Por isso, embora o tema tenha despertado acirramentos ideológicos e debates de conteúdo desde o primeiro momento, a votação de quarta não inclui avaliação de mérito.
“Não se vislumbram quaisquer incompatibilidades entre a alteração que se pretende realizar e os demais princípios e regras fundamentais que alicerçam a Constituição vigente e nosso ordenamento jurídico.
Portanto, entendemos não haver quaisquer óbices constitucionais para a regular tramitação da referida proposição pelas casas legislativas”, disse a relatora, em seu voto.
A PEC altera o artigo 5º da Constituição Federal para fixar o direito à “inviolabilidade do direito à vida desde a concepção”, o que inviabiliza a interrupção da gravidez nos casos já autorizados no Brasil, que são aqueles em que há risco de vida para a gestante, fetos anencéfalos ou gravidez após violência sexual.
A proposta foi alvo de duras críticas ao longo de horas seguidas de debates na comissão, temperados ainda por um protesto de um grupo de feministas que terminaram expulsas do plenário por determinação de Caroline De Toni.
A iniciativa da bolsonarista acabou estimulando novas faíscas, desta vez do lado de fora do colegiado, onde as manifestantes expulsas se concentraram na sequência.
Jornalistas também tiveram dificuldade de acessar o espaço depois do episódio porque a Polícia Legislativa proibiu a circulação na porta do plenário.
“Querem uma reunião secreta, na qual nem a imprensa pode entrar. Querem esconder o quê?”, protestou Erika Kokay (PT-DF).
“Os membros da imprensa já estão entrando e os manifestantes só não estão presentes porque não respeitaram [o momento].
Nós havíamos restringindo a entrada de manifestantes, no entanto, muitos desses manifestantes foram trazidos por membros da comissão, causando o tumulto”, respondeu Caroline De Toni.
Debate
O deputado Bacelar (PV-BA) havia apresentado, no último dia 18, um voto em separado para demarcar posição contrária à do relatório de Chris Tonietto (PL-RJ).

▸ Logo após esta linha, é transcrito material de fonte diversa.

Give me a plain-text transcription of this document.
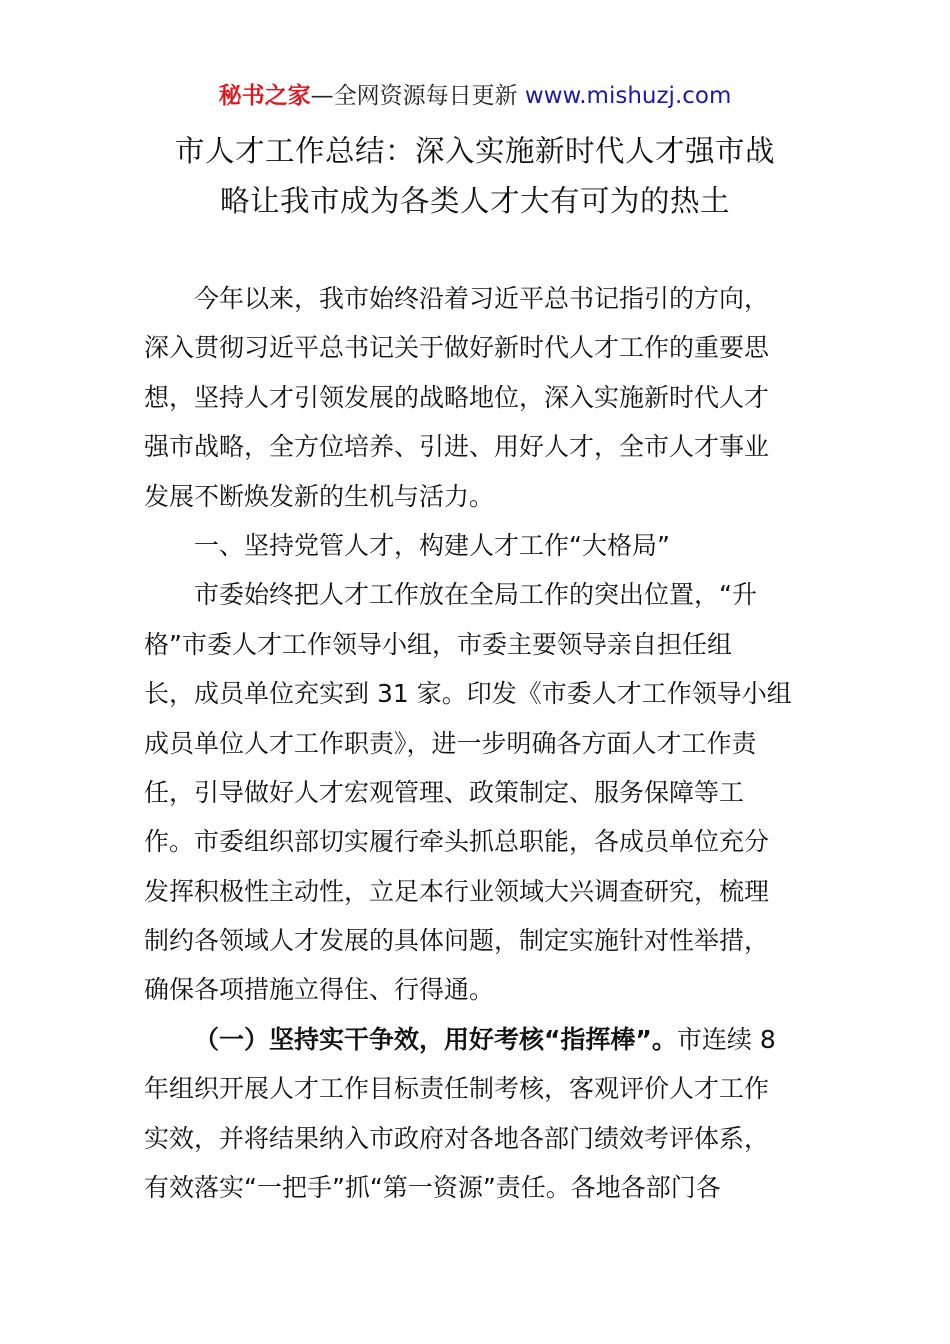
秘书之家—全网资源每日更新 www.mishuzj.com
市人才工作总结：深入实施新时代人才强市战
略让我市成为各类人才大有可为的热土
今年以来，我市始终沿着习近平总书记指引的方向，
深入贯彻习近平总书记关于做好新时代人才工作的重要思
想，坚持人才引领发展的战略地位，深入实施新时代人才
强市战略，全方位培养、引进、用好人才，全市人才事业
发展不断焕发新的生机与活力。
一、坚持党管人才，构建人才工作“大格局”
市委始终把人才工作放在全局工作的突出位置，“升
格”市委人才工作领导小组，市委主要领导亲自担任组
长，成员单位充实到 31 家。印发《市委人才工作领导小组
成员单位人才工作职责》，进一步明确各方面人才工作责
任，引导做好人才宏观管理、政策制定、服务保障等工
作。市委组织部切实履行牵头抓总职能，各成员单位充分
发挥积极性主动性，立足本行业领域大兴调查研究，梳理
制约各领域人才发展的具体问题，制定实施针对性举措，
确保各项措施立得住、行得通。
（一）坚持实干争效，用好考核“指挥棒”。市连续 8
年组织开展人才工作目标责任制考核，客观评价人才工作
实效，并将结果纳入市政府对各地各部门绩效考评体系，
有效落实“一把手”抓“第一资源”责任。各地各部门各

Esse tipo de documento significa, na prática, uma manifestação alternativa e pode ser apresentado por qualquer membro da comissão. No texto, Bacelar aponta que a PEC 164 tem inconstitucionalidades, entre elas o fato de atacar os direitos e garantias individuais por desconsiderar a posição das mulheres diante de gestações indesejadas.
Ele reforçou o posicionamento durante o debate do texto na quarta.
“Ao desconsiderar o impacto de uma gestão na vida da mulher e dar primazia absoluta ao embrião ou feto, a proposta negligencia o fato de que muitas mulheres arriscariam as suas próprias vidas se obrigadas a continuarem uma gravidez de alto risco.
Portanto, a proposta de proibir o aborto em quaisquer circunstâncias é incompatível com os princípios constitucionais que garantem a dignidade da pessoa humana, a igualdade e os direitos fundamentais”.
Deputada constituinte em 1987 e uma das veteranas do Congresso Nacional, a deputada Lídice Da Mata (PSB-BA) também criticou o texto.
“O Código Penal de 1940 já mostrava mais sensibilidade às dores das mulheres e dos seres humanos do nosso país do que muitos deputados e deputadas mostram aqui hoje se dizendo modernos.
Uma criança, uma mulher, mesmo adulta, que seja estuprada com deficiência mental ou mesmo uma cadeirante não ter o direito de decidir se pode e deve continuar com uma gravidez é realmente uma falta de misericórdia com a vida desta pessoa.
Nós não defendemos que alguém seja obrigado a abortar. Defendemos que seja dado o direito a essa mulher de abortar, que ela tenha sua dignidade assegurada em casos muito especiais.”
Com a aprovação da PEC 164/2012 pela CCJ, o texto precisa agora ter o mérito avaliado por uma comissão especial a ser instaurada por meio de despacho da presidência da Casa.
Se aprovada pelo colegiado, a proposta precisa passar por dois turnos diferentes de votação no plenário, onde carece de pelo menos 308 votos para seguir adiante.